Funny Thing About Old E-Mails:
[ General Information ]

Funny thing about old e-mails. Over time it can be hard to remember how you might have felt when an e-mail is read for the first time. Sometimes I like to keep copies so that I can retain the same emotions I got from reading them the first time. It took a lot of effort for Audrey to finally tell me that she was now married. While I might like to have sympathy for her, I believe that she got just what she deserved when honesty was all I was asking from her. As it had to come from her own husband, I can't exactly blame him for his own emotions. I would probably have acted in like manner if I never knew my wife was receiving emails from a former friend. At least, that is how she views me today.

The only thing that makes a relationship hard to end are the emotions of Love one may still have for the other. Without Love in a relationship any relationship is like another and easily replaceable. Audrey never expressed any emotions she may have had for me and I felt that her family life was able to account for much of what I observed. Sure, I could bring laughter into her life, and I enjoyed doing so, but ask her about how she was feeling when she was making you feel like you were on cloud nine, and you probably could hear a pin drop. If you know that you are pleasing a person by how you are treating them would you not show satisfaction and would you not see it through her smile? I never placed any significance in the letters that I would write to her. For some unknown reason Audrey liked to collect them. With Audrey I felt very comfortable living with my heart on my sleeve. I appreciated her friendship very much and wanted to express those feelings to her often.

It was my opinion that her parents had been enotionally abusive to her as a child. I wanted nothing from her and yet she seemed to enjoy reading the letters I would write (if she did read the letters). She had allot I wanted to praise. I wanted to let her know how much I appreciated her. I had no expectations of her for her friendship. But there did come a time that I saw nonverbal signs that possibly something might be wrong. Each time I would seek out how she was feeling and she was always denying that there was anything wrong. Someday I hope her husband Joseph will see what I saw. Though his email to me had nothing flattering about it, he provided me with the information I had been seeking for fifteen years from Audrey; that she was now married. It was now appropriate that she become someone elses' concern.

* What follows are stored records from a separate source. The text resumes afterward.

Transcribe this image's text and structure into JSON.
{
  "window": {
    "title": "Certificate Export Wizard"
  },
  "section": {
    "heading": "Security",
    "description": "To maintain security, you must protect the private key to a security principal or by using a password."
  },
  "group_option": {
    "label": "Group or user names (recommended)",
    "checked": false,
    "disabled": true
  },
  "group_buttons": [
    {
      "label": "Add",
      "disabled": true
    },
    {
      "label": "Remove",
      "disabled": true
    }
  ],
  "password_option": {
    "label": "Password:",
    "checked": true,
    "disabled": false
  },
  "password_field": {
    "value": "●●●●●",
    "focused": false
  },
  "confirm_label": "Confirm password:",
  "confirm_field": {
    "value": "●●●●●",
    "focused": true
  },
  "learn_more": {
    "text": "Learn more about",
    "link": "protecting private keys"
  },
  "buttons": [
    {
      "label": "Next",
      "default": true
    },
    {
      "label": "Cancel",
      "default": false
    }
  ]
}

In these days where the words of commitment and loyalty hold hollow meanings, I had made a vow to her to never abandon her when I was trying to back away from her. If she ever wanted a friend, then she would always find one in me. It was from that same willingness to be a friend to her that always sought her out. Even when other women were finding my company appealing I could not fully ignore that promise I had made to her in her youth.